The issue between the colonists and the Crown was about the existence of rights. The colonists asserted that their rights were natural. These rights were not gifts from the King or from Parliament. Therefore, to deprive them of their rights was a fundamental injustice.
Undoubtedly some, perhaps most, of the colonists believed that rights could only be real if the God of the Bible endorsed them. But it is likely that others of the colonists found the expression "their Creator" merely a helpful formulation to distinguish rights given by Nature from rights founded merely in positive law. That may have been the case for Jefferson himself.
The commitment to natural rights serves to link the Declaration of Independence to the text of the Constitution. Bernard points out that the Constitution omits the word God, that it is a secular document. That is true. But the Constitution is also a document of natural law. That is why the Ninth Amendment speaks of "other" rights "retained by the people". These are the very same natural rights with which we are endowed in the Declaration of Independence by the Creator.
The link between natural rights and God-language is one of long standing. Two hundred years after our founding, the American sociologist Robert Bellah wrote that references to God on public occasions express the endorsement of natural rights, that "the will of the people is not itself the criterion of right and wrong. There is a higher criterion in terms of which this will can be judged; it is possible that the people may be wrong." Bellah was not writing about the constitutionality of such God-language. He was just describing its meaning.
Even the addition of the words "under God" to the Pledge of Allegiance in 1954, though plainly intended to endorse the God of the Bible in the face of godless Communism, also partook of this natural law tradition. For the dispute in the world between liberal democracy and Communism was not primarily theological, about the existence of God, but political. Communism disparaged the commitment to natural rights as a bourgeois construct. No rights were superior and prior to the will of the Party. The words "under God" also expressed a liberal democratic response to that assertion.
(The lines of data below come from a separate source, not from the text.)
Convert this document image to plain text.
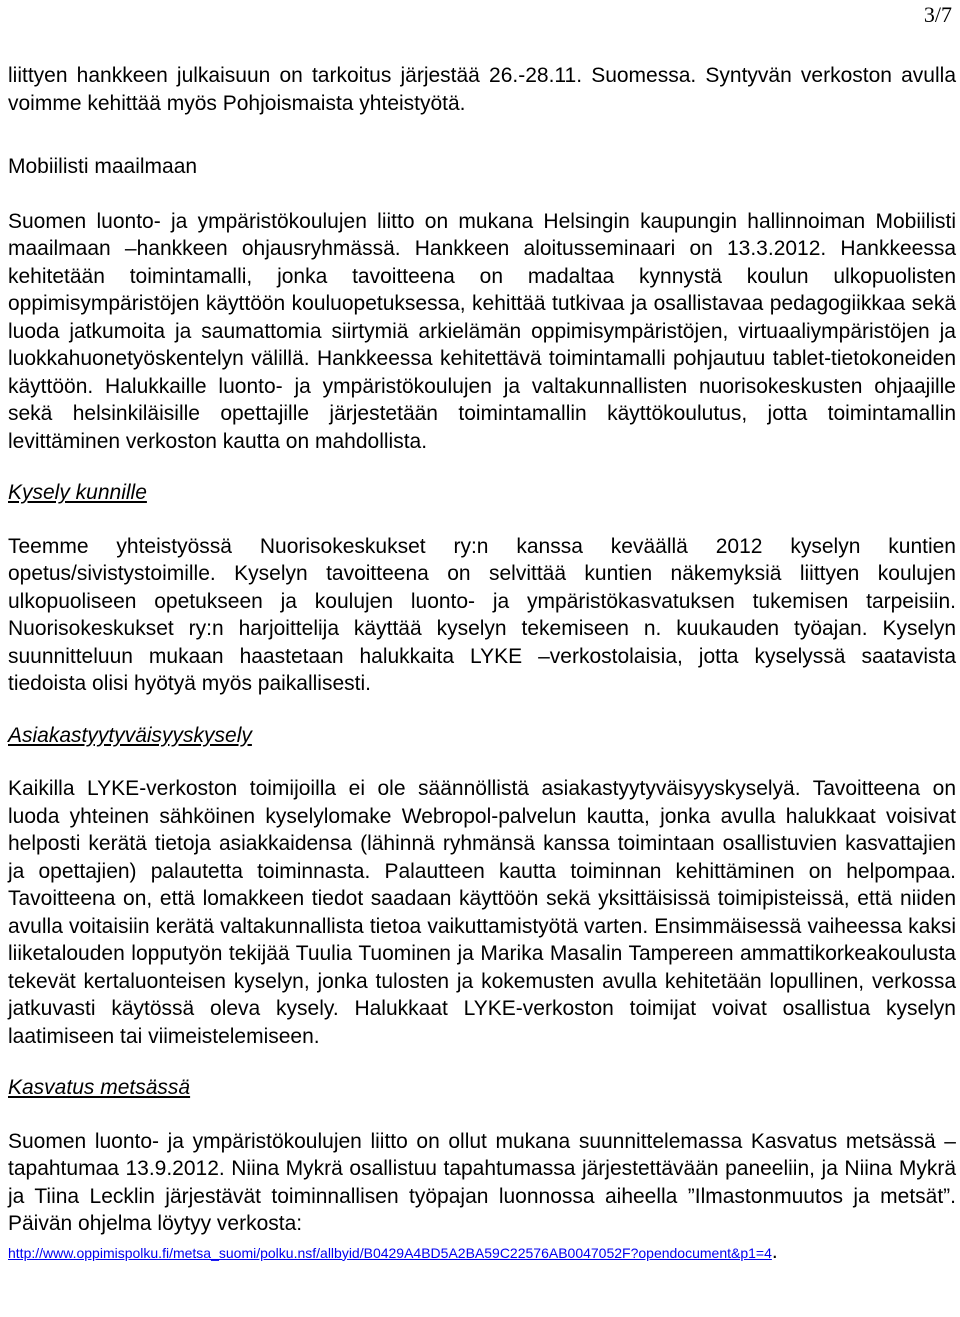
3/7

liittyen hankkeen julkaisuun on tarkoitus järjestää 26.-28.11. Suomessa. Syntyvän verkoston avulla voimme kehittää myös Pohjoismaista yhteistyötä.

Mobiilisti maailmaan

Suomen luonto- ja ympäristökoulujen liitto on mukana Helsingin kaupungin hallinnoiman Mobiilisti maailmaan –hankkeen ohjausryhmässä. Hankkeen aloitusseminaari on 13.3.2012. Hankkeessa kehitetään toimintamalli, jonka tavoitteena on madaltaa kynnystä koulun ulkopuolisten oppimisympäristöjen käyttöön kouluopetuksessa, kehittää tutkivaa ja osallistavaa pedagogiikkaa sekä luoda jatkumoita ja saumattomia siirtymiä arkielämän oppimisympäristöjen, virtuaaliympäristöjen ja luokkahuonetyöskentelyn välillä. Hankkeessa kehitettävä toimintamalli pohjautuu tablet-tietokoneiden käyttöön. Halukkaille luonto- ja ympäristökoulujen ja valtakunnallisten nuorisokeskusten ohjaajille sekä helsinkiläisille opettajille järjestetään toimintamallin käyttökoulutus, jotta toimintamallin levittäminen verkoston kautta on mahdollista.

Kysely kunnille

Teemme yhteistyössä Nuorisokeskukset ry:n kanssa keväällä 2012 kyselyn kuntien opetus/sivistystoimille. Kyselyn tavoitteena on selvittää kuntien näkemyksiä liittyen koulujen ulkopuoliseen opetukseen ja koulujen luonto- ja ympäristökasvatuksen tukemisen tarpeisiin. Nuorisokeskukset ry:n harjoittelija käyttää kyselyn tekemiseen n. kuukauden työajan. Kyselyn suunnitteluun mukaan haastetaan halukkaita LYKE –verkostolaisia, jotta kyselyssä saatavista tiedoista olisi hyötyä myös paikallisesti.

Asiakastyytyväisyyskysely

Kaikilla LYKE-verkoston toimijoilla ei ole säännöllistä asiakastyytyväisyyskyselyä. Tavoitteena on luoda yhteinen sähköinen kyselylomake Webropol-palvelun kautta, jonka avulla halukkaat voisivat helposti kerätä tietoja asiakkaidensa (lähinnä ryhmänsä kanssa toimintaan osallistuvien kasvattajien ja opettajien) palautetta toiminnasta. Palautteen kautta toiminnan kehittäminen on helpompaa. Tavoitteena on, että lomakkeen tiedot saadaan käyttöön sekä yksittäisissä toimipisteissä, että niiden avulla voitaisiin kerätä valtakunnallista tietoa vaikuttamistyötä varten. Ensimmäisessä vaiheessa kaksi liiketalouden lopputyön tekijää Tuulia Tuominen ja Marika Masalin Tampereen ammattikorkeakoulusta tekevät kertaluonteisen kyselyn, jonka tulosten ja kokemusten avulla kehitetään lopullinen, verkossa jatkuvasti käytössä oleva kysely. Halukkaat LYKE-verkoston toimijat voivat osallistua kyselyn laatimiseen tai viimeistelemiseen.

Kasvatus metsässä

Suomen luonto- ja ympäristökoulujen liitto on ollut mukana suunnittelemassa Kasvatus metsässä –tapahtumaa 13.9.2012. Niina Mykrä osallistuu tapahtumassa järjestettävään paneeliin, ja Niina Mykrä ja Tiina Lecklin järjestävät toiminnallisen työpajan luonnossa aiheella ”Ilmastonmuutos ja metsät”. Päivän ohjelma löytyy verkosta:
http://www.oppimispolku.fi/metsa_suomi/polku.nsf/allbyid/B0429A4BD5A2BA59C22576AB0047052F?opendocument&p1=4.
I would not encourage atheists to pretend that there is a meaning to God-language that is just a fantasy. But the connection of the concept of God to truth, goodness and beauty, indeed to absolute value itself, has been a secular tradition for as long as there has been an American secularism. John Dewey, George Santayana, Mordecai Kaplan all spoke of God in a nonsupernatural sense. And many other thinkers have done the same throughout the 20th century.
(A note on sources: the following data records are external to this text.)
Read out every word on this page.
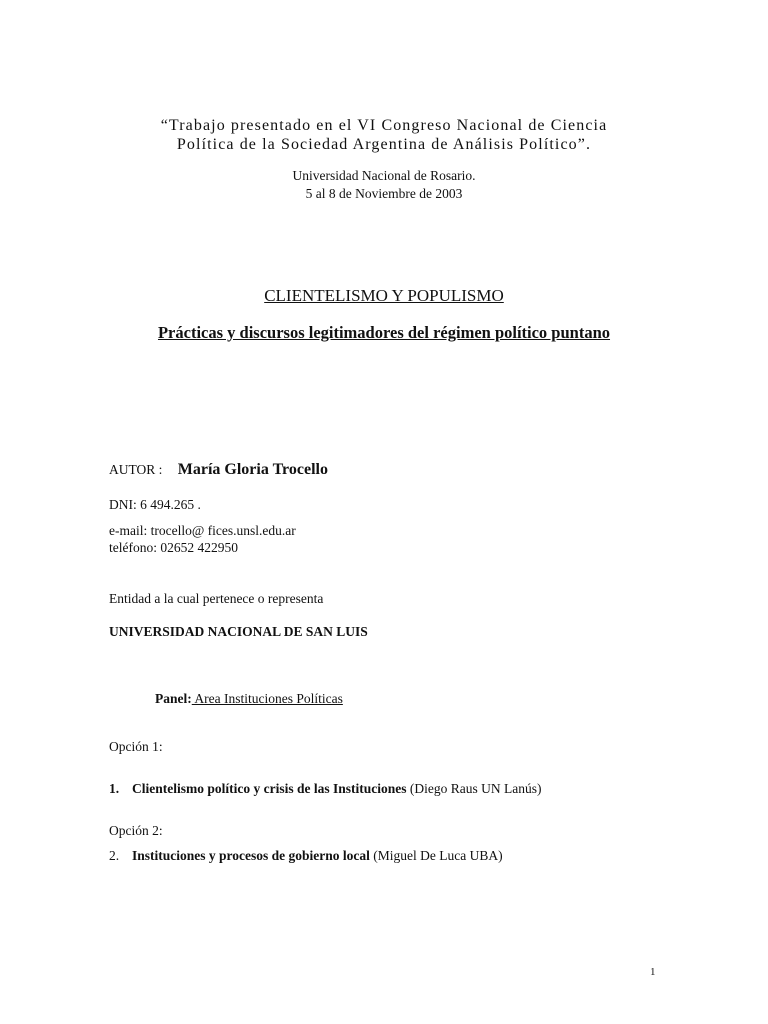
“Trabajo presentado en el VI Congreso Nacional de Ciencia
Política de la Sociedad Argentina de Análisis Político”.
Universidad Nacional de Rosario.
5 al 8 de Noviembre de 2003
CLIENTELISMO Y POPULISMO
Prácticas y discursos legitimadores del régimen político puntano
AUTOR : María Gloria Trocello
DNI: 6 494.265 .
e-mail: trocello@ fices.unsl.edu.ar
teléfono: 02652 422950
Entidad a la cual pertenece o representa
UNIVERSIDAD NACIONAL DE SAN LUIS
Panel: Area Instituciones Políticas
Opción 1:
1. Clientelismo político y crisis de las Instituciones (Diego Raus UN Lanús)
Opción 2:
2. Instituciones y procesos de gobierno local (Miguel De Luca UBA)
1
If we must fight about meaning and identity, by all means let us do so. But if symbols are sufficiently rich to express many truths, then let us come together as a community without unnecessary rancor. If the word God means only the endorsement of a Judeo-Christian tradition, then it is unconstitutional and we must continually so assert. But if, instead, the word God, though of course always including that dogmatic meaning, can mean a great deal else besides, then I think we have a responsibility not to seek conflict, but rather social harmony.